Freitag, 9. Oktober 2009

Traurige Jäger (11)

Sancho Pansa, seines Zeichens Welt-Diktator, charismatische Identifikationsfigur, grosser Kommunikator und Lebemann, verbrachte seine Zeit inzwischen wie die Made im Speck. Zu regieren hatte er nicht viel und von dem nicht vielen immer weniger. Es ist zu vermuten, dass es ihn selbst nicht mehr brauchte – hatten sich doch die Medien seines Bildes bemächtigt. Es ist zu vermuten, dass sein Phantom ein Eigenleben zu führen begonnen hatte. Möglicherweise verfassten andere für ihn die Reden, die er nicht einmal mehr selbst zu halten brauchte. Möglicherweise fasste man in seinem Namen Beschlüsse, von denen er keine Ahnung hatte und deren Bedeutung er wahrscheinlich gar nicht verstanden hättte. Mit seinem Wort, das andere sprachen, bestimmte er über Bürger, mit denen er keinen Kontakt hatte, war überall präsent und doch ganz allein (im Glashaus seiner Lüste, umgeben von Lustdienerinnen und anderen Bediensteten, die ihm den Becher reichten, vielleicht auch die Füsse küsste, sicher ihm den Becher reichte, immer wieder, und ihm Schmeichelworte ins Ohr flüsteren).

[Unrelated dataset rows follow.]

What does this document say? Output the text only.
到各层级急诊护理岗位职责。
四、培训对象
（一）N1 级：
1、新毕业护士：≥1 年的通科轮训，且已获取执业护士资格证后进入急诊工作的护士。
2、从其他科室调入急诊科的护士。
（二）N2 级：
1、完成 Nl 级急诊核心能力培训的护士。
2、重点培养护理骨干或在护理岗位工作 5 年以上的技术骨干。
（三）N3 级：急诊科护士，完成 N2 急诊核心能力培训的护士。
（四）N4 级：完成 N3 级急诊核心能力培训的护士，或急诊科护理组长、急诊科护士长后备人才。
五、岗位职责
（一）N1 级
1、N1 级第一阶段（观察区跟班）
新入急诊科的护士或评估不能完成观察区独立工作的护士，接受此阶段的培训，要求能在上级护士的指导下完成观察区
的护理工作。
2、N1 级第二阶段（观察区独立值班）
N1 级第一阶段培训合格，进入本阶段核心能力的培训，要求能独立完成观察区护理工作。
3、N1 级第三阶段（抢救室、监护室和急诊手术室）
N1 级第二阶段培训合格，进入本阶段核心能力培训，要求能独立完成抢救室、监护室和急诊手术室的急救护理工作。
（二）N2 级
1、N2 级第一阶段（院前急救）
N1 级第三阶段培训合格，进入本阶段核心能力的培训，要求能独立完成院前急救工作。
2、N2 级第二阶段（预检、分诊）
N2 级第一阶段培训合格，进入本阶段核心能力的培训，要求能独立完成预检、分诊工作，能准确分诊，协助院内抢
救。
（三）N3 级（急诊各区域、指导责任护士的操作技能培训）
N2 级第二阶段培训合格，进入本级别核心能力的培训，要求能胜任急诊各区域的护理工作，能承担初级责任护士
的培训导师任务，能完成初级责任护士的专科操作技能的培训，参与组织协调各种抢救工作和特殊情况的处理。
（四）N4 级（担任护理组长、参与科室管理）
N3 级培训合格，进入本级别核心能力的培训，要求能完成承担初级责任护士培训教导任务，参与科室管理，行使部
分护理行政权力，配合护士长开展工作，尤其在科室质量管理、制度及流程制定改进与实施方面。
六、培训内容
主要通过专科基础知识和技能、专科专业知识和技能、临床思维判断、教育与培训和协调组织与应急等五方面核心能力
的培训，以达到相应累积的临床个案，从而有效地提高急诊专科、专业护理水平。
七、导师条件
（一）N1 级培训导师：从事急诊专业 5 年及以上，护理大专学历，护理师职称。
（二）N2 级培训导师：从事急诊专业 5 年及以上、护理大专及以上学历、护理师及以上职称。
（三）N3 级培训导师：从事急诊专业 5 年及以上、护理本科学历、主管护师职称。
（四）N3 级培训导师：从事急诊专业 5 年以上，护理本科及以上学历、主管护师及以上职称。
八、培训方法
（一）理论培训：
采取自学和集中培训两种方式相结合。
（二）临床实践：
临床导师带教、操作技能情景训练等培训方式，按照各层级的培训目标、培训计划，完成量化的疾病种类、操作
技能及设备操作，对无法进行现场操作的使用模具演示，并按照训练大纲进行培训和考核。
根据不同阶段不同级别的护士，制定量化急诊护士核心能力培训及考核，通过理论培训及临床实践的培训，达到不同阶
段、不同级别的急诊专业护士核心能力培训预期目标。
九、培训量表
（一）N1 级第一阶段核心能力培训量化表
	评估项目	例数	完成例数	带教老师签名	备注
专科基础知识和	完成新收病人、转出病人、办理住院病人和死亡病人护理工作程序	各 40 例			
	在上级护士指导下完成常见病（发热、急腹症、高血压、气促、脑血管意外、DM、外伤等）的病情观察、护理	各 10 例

Sancho ass mit immer geringerem Appetit, trank mit immer weniger Durst, triebs mit den dicken Frauen mit immer weniger Lust. Er fing an, sich vor Impotenz zu fürchten – eine Sache, die jeden Mann beunruhigen würde, erst recht aber einen spanischen Macho. Er wurde übellaunig und tyrannisch. Wenn er Nero – oder vielmehr Peter Ustinoff in der Rolle von Nero – gewesen wäre, hätte er sich ein Rom angezündet vor lauter Langeweile und ein Gedicht dazu verfasst oder eine Kantate. Aber es gab kein Rom mehr, das man hätte anzünden können, es gab überhaupt nichts mehr anzuzünden, wozu man hätte Tränen vergiessen und diese in einer Kanüle auffangen können. Ausserdem war Sancho (wie übrigens auch Nero anno dazumal) im Verseschmieden nur mässig begabt. Die Welt ist zu den Zeiten, in denen unsere Geschichte handelt, absolut sicher vor unbeherrschten oder hysterischen Tyrannen. Dafür sorgen Leute wie unser lieber Herr von und zu Klumpfuss schon.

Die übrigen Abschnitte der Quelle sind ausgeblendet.